C’est ainsi que, m’interrogeant sur la répartition des activités entre hommes et femmes (un thème aussi ancien que l’anthropologie), j’ai été amené à constater que dans d’assez nombreux cas, l’esclavage avait eu une fonction importante, qui était d’imposer à des hommes des tâches normalement féminines (la mouture des grains par exemple) et parfois l’inverse (les femmes guerrières). Pourquoi, dans la masse immense des écrits sur l’esclavage, cette fonction apparaît-elle si peu ? Je ne suis pas tout à fait sûr de la réponse, mais il me semble tout de même que s’il en est ainsi, c’est parce la plupart des auteurs se sont interrogés sur les fonctionnements de l’esclavage, pas sur ses fonctions proprement dites. Peut-être parce que celles-ci leur paraissaient aller de soi. Et il est vrai que ce fut le cas de l’esclavage colonial, dont les fonctions furent presque exclusivement économiques. Mais quelle qu’ait été l’importance de l’esclavage colonial, on ne peut pas en faire un modèle universel. Avant le XIXe siècle, la plupart des sociétés qui avaient les moyens d’acquérir des esclaves en avaient, et la diversité des fonctions de l’esclavage était considérable.
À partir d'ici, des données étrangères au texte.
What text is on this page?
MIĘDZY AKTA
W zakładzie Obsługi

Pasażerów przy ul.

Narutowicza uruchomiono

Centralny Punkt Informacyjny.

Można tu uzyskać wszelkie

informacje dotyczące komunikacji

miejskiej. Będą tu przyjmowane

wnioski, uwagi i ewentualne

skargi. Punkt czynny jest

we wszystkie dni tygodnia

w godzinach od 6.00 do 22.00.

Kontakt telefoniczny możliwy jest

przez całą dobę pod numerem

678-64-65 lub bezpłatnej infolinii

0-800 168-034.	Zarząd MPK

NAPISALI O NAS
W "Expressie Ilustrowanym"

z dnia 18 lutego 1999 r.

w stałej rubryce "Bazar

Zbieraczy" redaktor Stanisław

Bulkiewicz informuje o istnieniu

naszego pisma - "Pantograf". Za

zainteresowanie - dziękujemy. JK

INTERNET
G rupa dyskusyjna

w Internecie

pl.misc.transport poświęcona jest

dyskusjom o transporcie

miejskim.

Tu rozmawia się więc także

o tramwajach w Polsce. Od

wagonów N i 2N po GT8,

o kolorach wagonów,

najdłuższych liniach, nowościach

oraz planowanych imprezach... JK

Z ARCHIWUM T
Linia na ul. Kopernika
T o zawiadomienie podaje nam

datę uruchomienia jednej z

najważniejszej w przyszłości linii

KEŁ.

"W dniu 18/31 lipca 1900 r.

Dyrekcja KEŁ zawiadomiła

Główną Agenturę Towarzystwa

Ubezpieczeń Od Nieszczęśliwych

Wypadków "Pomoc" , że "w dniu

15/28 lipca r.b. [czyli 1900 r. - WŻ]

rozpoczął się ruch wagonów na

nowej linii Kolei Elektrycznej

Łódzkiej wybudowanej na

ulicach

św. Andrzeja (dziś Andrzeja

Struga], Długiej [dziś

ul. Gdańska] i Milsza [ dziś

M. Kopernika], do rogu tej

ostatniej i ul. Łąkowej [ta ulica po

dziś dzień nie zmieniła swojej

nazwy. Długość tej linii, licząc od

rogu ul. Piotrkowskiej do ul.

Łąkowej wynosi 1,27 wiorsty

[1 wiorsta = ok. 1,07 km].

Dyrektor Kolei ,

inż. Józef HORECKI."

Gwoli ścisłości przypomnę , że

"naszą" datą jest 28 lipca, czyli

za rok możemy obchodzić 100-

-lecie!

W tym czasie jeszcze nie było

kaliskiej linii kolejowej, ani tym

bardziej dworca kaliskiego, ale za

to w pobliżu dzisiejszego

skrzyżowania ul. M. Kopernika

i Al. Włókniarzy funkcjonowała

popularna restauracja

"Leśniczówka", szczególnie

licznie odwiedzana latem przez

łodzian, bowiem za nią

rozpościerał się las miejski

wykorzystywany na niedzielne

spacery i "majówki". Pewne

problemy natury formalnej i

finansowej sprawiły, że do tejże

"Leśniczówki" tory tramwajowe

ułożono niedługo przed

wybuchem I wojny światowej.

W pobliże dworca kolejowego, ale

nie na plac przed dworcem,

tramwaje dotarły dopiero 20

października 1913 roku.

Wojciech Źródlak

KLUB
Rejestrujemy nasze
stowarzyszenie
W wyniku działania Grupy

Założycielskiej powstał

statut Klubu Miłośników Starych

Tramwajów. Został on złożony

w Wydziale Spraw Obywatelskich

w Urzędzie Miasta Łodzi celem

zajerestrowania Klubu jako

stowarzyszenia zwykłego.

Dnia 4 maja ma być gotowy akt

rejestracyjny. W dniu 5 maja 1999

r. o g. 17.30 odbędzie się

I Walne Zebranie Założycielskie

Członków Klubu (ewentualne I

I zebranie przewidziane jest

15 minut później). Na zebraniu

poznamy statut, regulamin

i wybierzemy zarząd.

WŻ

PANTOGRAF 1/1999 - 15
Rien n’est plus simple, finalement, que la distinction entre fonctionnement et fonction. Peut-être même est-ce parce qu’elle est si simple que dans les sciences sociales, où on a plutôt le goût de la complexité, on en a fait aussi peu de cas. Ce serait alors une des forces de la Technologie que d’offrir un domaine dans lequel la simplicité pourrait s’avérer particulièrement féconde.

 

Le 8 novembre 2010
François Sigaut

1 J. Paillard, « Réflexions sur l’usage du concept de plasticité en neurobiologie », Journal de Psychologie normale et pathologique, 1976, 1 : 33-47 ; voir le schéma de la p. 37, repris dans la contribution du même auteur dans J. Piaget et al. (dir.), Psychologie (Gallimard 1986, coll. La Pléïade), p. 1385.

2 L. Couffignal, La cybernétique (Paris, P.U.F., 1963). J.-L. Maunoury, La genèse des innovations (Paris, P.U.F. 1968). J. Piaget, Biologie et connaissance (Paris, Gallimard, 1967).